U.S. bank Citigroup (C) says that the correlation between cryptocurrencies and stocks has tightened in recent weeks as market volatility grows more pronounced.
Analysts at Citigroup point to market stress as pushing crypto and stocks closer together and leading to the risk assets moving more in tandem with one another.
Specifically, Citigroup points to the market swoon earlier in October when U.S.-China trade tensions triggered simultaneous selloffs in both stocks and crypto as evidence of the link.
New regulations could eventually weaken the connection between stocks and cryptocurrencies, argues Citigroup, though that hasn’t happened yet.
At the same time, cryptocurrencies such as Bitcoin (BTC), often referred to as “digital gold,” are showing less of a correlation with the price of gold bullion.
The tightening correlation with stocks comes as market volatility intensifies, leading to monthly declines for Bitcoin and other digital assets such as Ethereum (ETH).

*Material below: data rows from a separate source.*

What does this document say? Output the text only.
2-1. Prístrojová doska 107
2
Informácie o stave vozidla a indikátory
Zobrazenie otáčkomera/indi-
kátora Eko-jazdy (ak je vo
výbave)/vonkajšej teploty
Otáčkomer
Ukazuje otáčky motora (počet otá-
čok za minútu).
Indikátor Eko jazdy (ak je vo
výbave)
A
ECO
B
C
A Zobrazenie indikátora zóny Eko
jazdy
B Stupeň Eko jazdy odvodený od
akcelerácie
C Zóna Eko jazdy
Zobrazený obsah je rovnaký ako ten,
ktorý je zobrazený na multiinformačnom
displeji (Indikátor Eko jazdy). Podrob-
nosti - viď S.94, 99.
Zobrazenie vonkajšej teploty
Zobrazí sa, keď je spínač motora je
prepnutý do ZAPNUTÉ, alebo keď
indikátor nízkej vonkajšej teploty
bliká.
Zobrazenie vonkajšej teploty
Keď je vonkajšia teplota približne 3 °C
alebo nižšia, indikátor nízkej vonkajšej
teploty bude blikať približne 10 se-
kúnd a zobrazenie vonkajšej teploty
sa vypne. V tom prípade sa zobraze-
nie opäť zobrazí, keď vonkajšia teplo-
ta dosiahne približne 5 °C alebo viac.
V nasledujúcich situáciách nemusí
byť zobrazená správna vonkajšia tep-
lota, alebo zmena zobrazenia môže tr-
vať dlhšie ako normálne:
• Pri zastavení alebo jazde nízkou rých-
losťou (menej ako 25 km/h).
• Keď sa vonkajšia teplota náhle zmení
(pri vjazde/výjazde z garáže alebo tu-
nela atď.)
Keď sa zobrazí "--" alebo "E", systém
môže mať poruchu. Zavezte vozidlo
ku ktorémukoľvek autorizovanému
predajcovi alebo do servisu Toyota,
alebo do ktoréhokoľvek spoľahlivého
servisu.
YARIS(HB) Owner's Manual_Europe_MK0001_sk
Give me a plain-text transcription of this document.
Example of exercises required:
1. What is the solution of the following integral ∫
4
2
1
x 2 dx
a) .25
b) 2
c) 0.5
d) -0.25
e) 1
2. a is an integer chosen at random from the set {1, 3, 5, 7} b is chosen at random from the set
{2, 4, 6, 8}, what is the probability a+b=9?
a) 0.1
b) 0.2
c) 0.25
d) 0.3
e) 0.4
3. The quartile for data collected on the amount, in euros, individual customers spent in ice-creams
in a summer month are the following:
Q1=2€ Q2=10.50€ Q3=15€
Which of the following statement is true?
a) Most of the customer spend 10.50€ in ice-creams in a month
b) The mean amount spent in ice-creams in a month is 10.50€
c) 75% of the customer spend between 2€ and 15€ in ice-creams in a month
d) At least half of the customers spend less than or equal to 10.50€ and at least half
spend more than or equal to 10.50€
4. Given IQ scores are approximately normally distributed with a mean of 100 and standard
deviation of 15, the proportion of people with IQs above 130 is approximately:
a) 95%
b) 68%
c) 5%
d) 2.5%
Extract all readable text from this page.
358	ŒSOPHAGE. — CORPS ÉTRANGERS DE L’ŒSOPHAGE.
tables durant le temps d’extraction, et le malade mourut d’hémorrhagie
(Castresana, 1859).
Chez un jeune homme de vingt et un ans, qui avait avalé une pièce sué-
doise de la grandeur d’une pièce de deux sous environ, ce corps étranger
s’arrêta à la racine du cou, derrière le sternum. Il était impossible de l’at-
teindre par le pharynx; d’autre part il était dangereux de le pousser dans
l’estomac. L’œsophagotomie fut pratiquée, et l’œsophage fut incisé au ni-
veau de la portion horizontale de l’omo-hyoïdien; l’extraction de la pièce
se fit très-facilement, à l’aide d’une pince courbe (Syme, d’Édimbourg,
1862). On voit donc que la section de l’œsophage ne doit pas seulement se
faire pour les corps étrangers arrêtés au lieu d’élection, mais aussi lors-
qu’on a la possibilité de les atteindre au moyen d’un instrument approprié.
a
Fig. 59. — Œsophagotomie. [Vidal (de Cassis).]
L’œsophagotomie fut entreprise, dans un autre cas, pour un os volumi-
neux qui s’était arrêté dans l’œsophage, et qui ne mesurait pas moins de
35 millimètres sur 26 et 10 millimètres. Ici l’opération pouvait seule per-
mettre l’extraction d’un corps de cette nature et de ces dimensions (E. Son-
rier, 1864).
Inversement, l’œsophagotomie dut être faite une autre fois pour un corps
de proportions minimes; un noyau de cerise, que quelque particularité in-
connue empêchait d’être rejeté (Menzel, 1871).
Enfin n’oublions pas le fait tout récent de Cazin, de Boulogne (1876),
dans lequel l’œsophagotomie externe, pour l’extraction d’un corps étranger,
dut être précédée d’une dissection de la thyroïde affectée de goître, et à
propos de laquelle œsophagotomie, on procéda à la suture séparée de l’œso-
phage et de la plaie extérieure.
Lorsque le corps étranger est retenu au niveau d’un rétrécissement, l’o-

Citigroup says that Bitcoin, in particular, is sensitive to swings in equities and the stock market.
While U.S. markets are at all-time highs, most of those gains are concentrated in a handful of mega-cap technology stocks such as Nvidia (NVDA) and Meta Platforms (META).
The majority of stocks listed on the S&P 500 are trailing the benchmark index’s 17% return this year.
Citigroup’s stock has risen 44% in 2025 to currently trade at $100.99 U.S. per share.